At some, it was clear that certain functions were blocking, while others require more time to get processed than expected, so all blocking operations have been gradually moved to their separate workers/go-routines where the conference loop still received the messages, but offloaded the expensive processing of some of them to these workers while maintaining the state of the conference. That was implemented for e.g. processing the incoming RTP packets from the peers where each subscription had its own worker to process messages. Then the same was repeated for outgoing matrix signaling messages that also were moved into their queue.

While this helped, this did not really solve all the problems since the incoming RTP packets from peers were still sent to the conference (i.e. shared the same message queue) and while the RTP packets were not processed by the conference (the conference just read the packet from the queue, identified which subscription it belonged and dispatched it to the right worker), it still was not optimal as any slight lag or hiccup in the processing of any of the events would potentially delay the dispatching of all incoming RTP packets to their workers which means that a seldom lag could cost us several seconds (or even minutes) of freezes.

Sending RTP packets to the conference was not the best idea and it looked like it does not really belong there given that these packets don’t even mutate the conference state and are only relevant for their particular subscribers, so it was clear that the RTP packet handling must be moved out of the main conference queue processing.

This PR changes this by introducing a new logic where each peer only sends a message to the conference informing it about a new available track (or a simulcast quality). The conference then processes this message by creating a published track (that in turn creates a publisher that runs in its own go-routine). The publisher then reads packets from the incoming track and sends them to the subscriber workers (as the conference did before). This means that the RTP processing is now completely independent from the conference and runs in parallel with another packet handling. The published track (and the publisher) only share the list of available subscriptions with the conference (common shared data structure) the access to which is synchronized, which means that the only moment we currently lock/synchronize the access to the subscriptions is when the state of the subscription changes (layer changed, subscription starts/stops, etc).

This means that the existing publishers and subscribers are not really affected by the main conference loop much and once started, will continue to run efficiently.

Another thing that it allowed us to make is to regulate the size of the queue for the incoming RTP packets that each subscription gets.

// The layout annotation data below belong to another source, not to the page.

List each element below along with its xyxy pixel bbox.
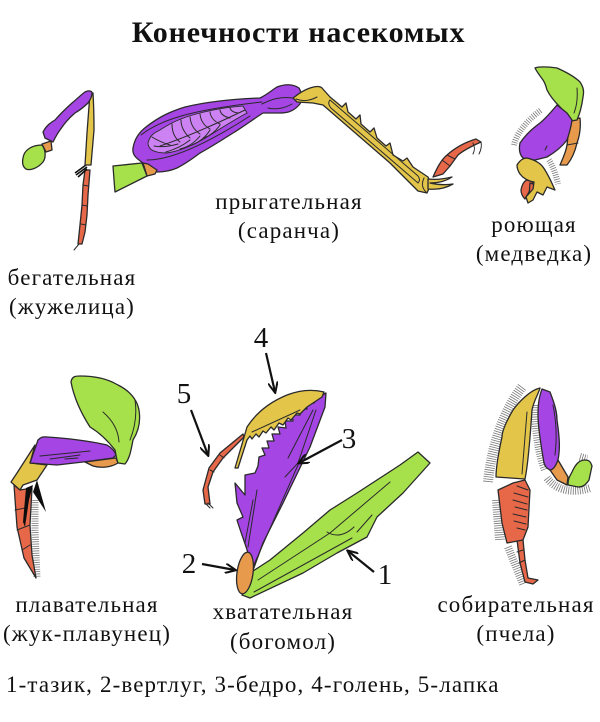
burrowing leg: coxa <box>535 67 584 121</box>
collecting leg: tibia red segment <box>498 480 530 543</box>
label: burrowing: (медведка) <box>476 241 592 266</box>
swimming leg: hairs <box>35 500 37 578</box>
label: running: (жужелица) <box>9 294 135 319</box>
label: swimming: плавательная <box>15 592 159 617</box>
label: burrowing: роющая <box>491 212 577 237</box>
collecting leg: tarsus <box>517 540 538 584</box>
collecting leg: yellow tibia <box>496 388 540 479</box>
running leg illustration <box>23 91 94 250</box>
swimming leg: femur <box>30 437 116 465</box>
burrowing leg illustration <box>514 67 584 203</box>
collecting leg: femur <box>538 389 559 470</box>
number 3: 3 <box>342 423 356 455</box>
arrow 2 <box>202 564 235 570</box>
jumping leg: claws <box>428 177 453 189</box>
grasping leg illustration <box>203 390 430 598</box>
label: collecting: собирательная <box>437 592 595 617</box>
collecting leg: trochanter <box>550 460 568 485</box>
running leg: trochanter <box>42 141 52 152</box>
jumping leg: tarsus <box>433 139 481 177</box>
number 1: 1 <box>378 559 392 591</box>
number 4: 4 <box>254 322 269 354</box>
jumping leg: trochanter <box>143 163 157 176</box>
collecting leg: hairs <box>488 387 546 540</box>
running leg: coxa <box>23 145 45 170</box>
labels <box>3 189 595 654</box>
burrowing leg: hairs <box>514 110 558 184</box>
grasping leg: tarsus <box>203 434 244 504</box>
grasping leg: femur <box>235 393 326 573</box>
number 5: 5 <box>177 378 191 410</box>
label: running: бегательная <box>8 265 136 290</box>
grasping leg: tibia <box>235 390 324 468</box>
label: jumping: (саранча) <box>238 218 340 243</box>
swimming leg: spurs <box>23 480 46 527</box>
burrowing leg: claws <box>521 180 533 199</box>
arrow 4 <box>266 353 275 392</box>
swimming leg illustration <box>11 376 140 578</box>
grasping leg: trochanter <box>234 551 256 595</box>
running leg: tibia <box>85 93 94 165</box>
arrow 5 <box>191 410 208 455</box>
arrow 3 <box>299 440 342 463</box>
burrowing leg: tibia <box>560 118 580 165</box>
swimming leg: tarsus <box>14 485 36 578</box>
jumping leg: coxa <box>113 163 147 192</box>
jumping leg: femur pattern <box>148 106 247 153</box>
jumping leg: femur <box>133 85 302 172</box>
label: jumping: прыгательная <box>215 189 363 214</box>
number 2: 2 <box>182 548 196 580</box>
grasping leg: coxa <box>242 452 430 598</box>
burrowing leg: tarsus <box>517 158 555 203</box>
running leg: spurs <box>75 165 87 177</box>
collecting leg: coxa <box>568 460 592 487</box>
label: grasping: хватательная <box>213 599 353 624</box>
jumping leg illustration <box>113 85 481 193</box>
burrowing leg: femur <box>519 105 572 160</box>
legend: 1-тазик, 2-вертлуг, 3-бедро, 4-голень, 5-лапка <box>6 672 500 697</box>
swimming leg: orange trochanter <box>85 458 118 467</box>
label: collecting: (пчела) <box>476 621 556 646</box>
arrow 1 <box>348 551 374 572</box>
swimming leg: tibia <box>11 445 47 490</box>
swimming leg: coxa <box>71 376 140 464</box>
label: swimming: (жук-плавунец) <box>3 621 171 646</box>
running leg: tarsus <box>78 170 90 244</box>
collecting leg illustration <box>488 387 592 584</box>
running leg: femur <box>43 91 92 142</box>
title: Конечности насекомых <box>132 16 465 49</box>
jumping leg: tibia <box>293 86 431 193</box>
label: grasping: (богомол) <box>230 629 336 654</box>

Since now each published track’s message about the incoming RTP is not sent on a ‘global’ conference queue, we have more control when it comes to the implementation of the backpressure. Currently, each publisher’s worker loop essentially looks like this:

packet = track.read()
if packet.error() {
    inform_conference_that_the_track_is_gone()
    return
}

for subscription in subscriptions {
    queue_full = subscription.enqueue(packet)
    if queue_full {
        // the packet was not delivered, so we drop this packet
        // log it, todo: we probably want to take the old packets from the queue here
    }
}

So now it looks almost exactly the same as the processing of publishers in LiveKit: https://blog.livekit.io/going-beyond-a-single-core-4a464d20d17a/ (except that we went for the approach where we spawn a go-routine per publisher instead of creating a work-pool with a limited amount of workers, as it seems like the last one is a bit more complicated, but does not bring that much of a performance advantage).